Fracking never on a path to sustainability
By Robert and Sonia Vogl
President and Vice President,
Illinois Renewable Energy Association
On March 20 the White House released the first Federal regulations on hydraulic fracturing. They apply only to Federal lands but are seen as a model which states could emulate to create more uniform standards within the country.
Some environmental groups welcome the Federal initiative but indicate the regulations do not go far enough. In contrast industry groups see the Federal standards as unnecessary and claim existing state standards are effective in protecting public health and the environment.
While some fracking for oil and gas has occurred over the past 60 years, concerns about the process have intensified over the last seven years as its use has grown dramatically. Conventional sources of oil and gas occurred primarily in porous rocks such as sandstone. Fracking allows companies to capture unconventional oil and gas from less porous rock such as clay.
In fracking a vertical well is drilled down to the level of the trapped gas formation. Then drilling is redirected to run horizontally into it. Explosive charges are set at the bottom of the vertical well followed by large volumes of highly pressurized fracking fluids forced into the horizontally drilled area to open cracks in the rock to increase the flow of the gas.

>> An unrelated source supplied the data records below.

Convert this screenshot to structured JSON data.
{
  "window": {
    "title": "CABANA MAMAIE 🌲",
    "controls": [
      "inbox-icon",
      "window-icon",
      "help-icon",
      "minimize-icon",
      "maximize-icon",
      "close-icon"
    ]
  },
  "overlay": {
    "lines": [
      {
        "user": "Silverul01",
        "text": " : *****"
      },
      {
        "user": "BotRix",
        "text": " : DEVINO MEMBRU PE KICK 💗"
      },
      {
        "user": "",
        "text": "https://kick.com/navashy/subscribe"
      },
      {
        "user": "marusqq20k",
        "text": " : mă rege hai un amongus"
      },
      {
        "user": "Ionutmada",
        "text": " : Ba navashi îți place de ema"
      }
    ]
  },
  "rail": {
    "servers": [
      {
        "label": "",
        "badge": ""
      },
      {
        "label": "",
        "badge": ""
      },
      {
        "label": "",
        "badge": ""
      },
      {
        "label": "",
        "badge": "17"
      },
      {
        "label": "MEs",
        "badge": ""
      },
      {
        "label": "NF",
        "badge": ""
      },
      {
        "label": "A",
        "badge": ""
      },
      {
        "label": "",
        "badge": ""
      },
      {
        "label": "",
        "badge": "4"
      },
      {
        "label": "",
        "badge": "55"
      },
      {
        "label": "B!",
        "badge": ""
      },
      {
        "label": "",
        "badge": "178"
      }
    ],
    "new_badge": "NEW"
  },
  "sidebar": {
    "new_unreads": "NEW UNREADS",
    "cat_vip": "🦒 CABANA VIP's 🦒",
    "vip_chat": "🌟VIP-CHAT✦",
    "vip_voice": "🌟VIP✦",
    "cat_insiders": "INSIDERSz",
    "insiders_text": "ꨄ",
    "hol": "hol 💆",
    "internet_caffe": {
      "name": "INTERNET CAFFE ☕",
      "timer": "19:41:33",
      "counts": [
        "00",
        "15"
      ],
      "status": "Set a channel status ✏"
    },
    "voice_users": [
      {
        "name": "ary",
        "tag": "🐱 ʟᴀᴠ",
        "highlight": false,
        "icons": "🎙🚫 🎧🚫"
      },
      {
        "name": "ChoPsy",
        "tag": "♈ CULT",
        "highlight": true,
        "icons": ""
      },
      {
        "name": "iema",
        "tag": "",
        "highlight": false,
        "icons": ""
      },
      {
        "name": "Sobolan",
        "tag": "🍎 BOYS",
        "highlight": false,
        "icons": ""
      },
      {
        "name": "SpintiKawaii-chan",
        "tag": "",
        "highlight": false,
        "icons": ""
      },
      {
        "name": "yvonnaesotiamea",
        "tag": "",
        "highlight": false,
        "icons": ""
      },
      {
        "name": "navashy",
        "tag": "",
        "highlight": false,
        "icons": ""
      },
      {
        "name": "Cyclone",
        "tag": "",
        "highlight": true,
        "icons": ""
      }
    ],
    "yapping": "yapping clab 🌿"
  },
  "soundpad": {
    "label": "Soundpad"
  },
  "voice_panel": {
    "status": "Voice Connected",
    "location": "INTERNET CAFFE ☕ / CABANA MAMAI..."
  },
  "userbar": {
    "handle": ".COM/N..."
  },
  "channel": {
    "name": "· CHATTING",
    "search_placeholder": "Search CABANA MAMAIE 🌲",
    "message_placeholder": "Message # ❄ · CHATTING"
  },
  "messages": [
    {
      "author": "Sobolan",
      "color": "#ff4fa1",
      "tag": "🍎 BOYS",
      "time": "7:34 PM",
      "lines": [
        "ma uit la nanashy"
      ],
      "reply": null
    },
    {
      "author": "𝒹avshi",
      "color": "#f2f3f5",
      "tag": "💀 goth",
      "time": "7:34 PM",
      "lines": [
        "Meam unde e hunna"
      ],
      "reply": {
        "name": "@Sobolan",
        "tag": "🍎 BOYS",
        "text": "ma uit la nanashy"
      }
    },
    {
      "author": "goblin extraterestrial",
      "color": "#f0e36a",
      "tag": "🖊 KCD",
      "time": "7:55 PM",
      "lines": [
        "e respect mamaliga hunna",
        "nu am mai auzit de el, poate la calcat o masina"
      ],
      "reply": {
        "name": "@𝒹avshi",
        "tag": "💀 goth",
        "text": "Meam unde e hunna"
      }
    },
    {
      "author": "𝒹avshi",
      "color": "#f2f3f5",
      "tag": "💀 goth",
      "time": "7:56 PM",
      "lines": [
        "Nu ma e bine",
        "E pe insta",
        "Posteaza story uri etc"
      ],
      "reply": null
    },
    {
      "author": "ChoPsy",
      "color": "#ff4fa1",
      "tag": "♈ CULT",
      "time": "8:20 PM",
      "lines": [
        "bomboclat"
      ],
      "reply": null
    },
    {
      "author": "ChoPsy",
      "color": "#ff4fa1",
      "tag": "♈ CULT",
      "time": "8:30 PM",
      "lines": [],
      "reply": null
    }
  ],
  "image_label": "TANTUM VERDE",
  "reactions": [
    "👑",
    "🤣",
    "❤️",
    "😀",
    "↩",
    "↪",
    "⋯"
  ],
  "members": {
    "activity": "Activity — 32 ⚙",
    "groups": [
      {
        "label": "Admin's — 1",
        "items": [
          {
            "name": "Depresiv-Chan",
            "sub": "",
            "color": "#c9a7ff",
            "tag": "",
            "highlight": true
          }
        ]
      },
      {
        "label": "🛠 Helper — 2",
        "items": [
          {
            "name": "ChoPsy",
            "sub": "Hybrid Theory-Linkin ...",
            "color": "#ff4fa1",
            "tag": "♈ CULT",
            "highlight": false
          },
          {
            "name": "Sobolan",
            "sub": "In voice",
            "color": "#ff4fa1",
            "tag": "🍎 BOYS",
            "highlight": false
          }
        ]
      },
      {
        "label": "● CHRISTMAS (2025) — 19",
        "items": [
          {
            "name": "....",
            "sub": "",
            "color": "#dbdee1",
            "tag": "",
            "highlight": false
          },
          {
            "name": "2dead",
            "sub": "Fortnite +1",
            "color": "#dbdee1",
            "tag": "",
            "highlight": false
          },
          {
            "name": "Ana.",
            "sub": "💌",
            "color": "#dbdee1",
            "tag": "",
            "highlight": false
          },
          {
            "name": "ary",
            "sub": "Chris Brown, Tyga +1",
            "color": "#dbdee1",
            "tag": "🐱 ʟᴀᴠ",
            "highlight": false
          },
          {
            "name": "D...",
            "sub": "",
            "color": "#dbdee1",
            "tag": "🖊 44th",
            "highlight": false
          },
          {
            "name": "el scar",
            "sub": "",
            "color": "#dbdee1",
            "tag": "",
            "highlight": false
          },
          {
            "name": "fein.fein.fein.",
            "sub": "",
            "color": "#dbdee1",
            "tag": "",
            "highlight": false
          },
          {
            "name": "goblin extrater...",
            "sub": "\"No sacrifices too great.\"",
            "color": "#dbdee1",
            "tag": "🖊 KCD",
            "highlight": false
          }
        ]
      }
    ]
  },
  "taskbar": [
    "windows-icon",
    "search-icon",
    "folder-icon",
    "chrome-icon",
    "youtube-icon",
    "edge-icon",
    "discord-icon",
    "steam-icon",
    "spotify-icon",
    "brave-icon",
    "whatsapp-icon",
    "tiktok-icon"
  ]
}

The fluid consists primarily of water with sand and other chemicals added to hold open the cracks to facilitate the recovery of gas. Some of the chemicals used have known adverse health and environmental impacts as do some in the rock formation. When pressure on the well is released, the chemically laden water flows back up to the surface.
Growing evidence links fracking to air and water pollution and earthquakes leading to increased demand for more stringent regulations. Issues involve public disclosure of chemicals used in the process, assurance of well integrity so there are no leaks into the rock formations through which they were drilled and safe disposal of wastewater that returns to the surface.
The industry prefers state regulations and claims they are reducing the adverse consequences of fracking, Environmental groups are calling for higher standards and a larger role for the Federal Government in stimulating them.
Missed in the regulation debate is that many of the oil and gas reservoirs being tapped are regional in scope and cross state boundaries suggesting uniform standards should cover the entire reservoir. Without a federal presence states may set minimal regulations to gain a competitive advantage over other states with oil and gas resources.
With state regulations in place, a dramatic increase in fracking in Illinois is likely to start in fall of this year. Public attention will shift to ensuring that enforcement protects public health and the environment where the drilling is occurring. While the drilling will occur in what is considered the largest known deposits, it could expand to much of the Illinois basin.
Fracking will intensify our fossil fuel consumption just as scientists are calling for a dramatic reduction in carbon emissions and expanding our commitment to efficiency and renewable energy. It is unlikely to lead to a sustainable future.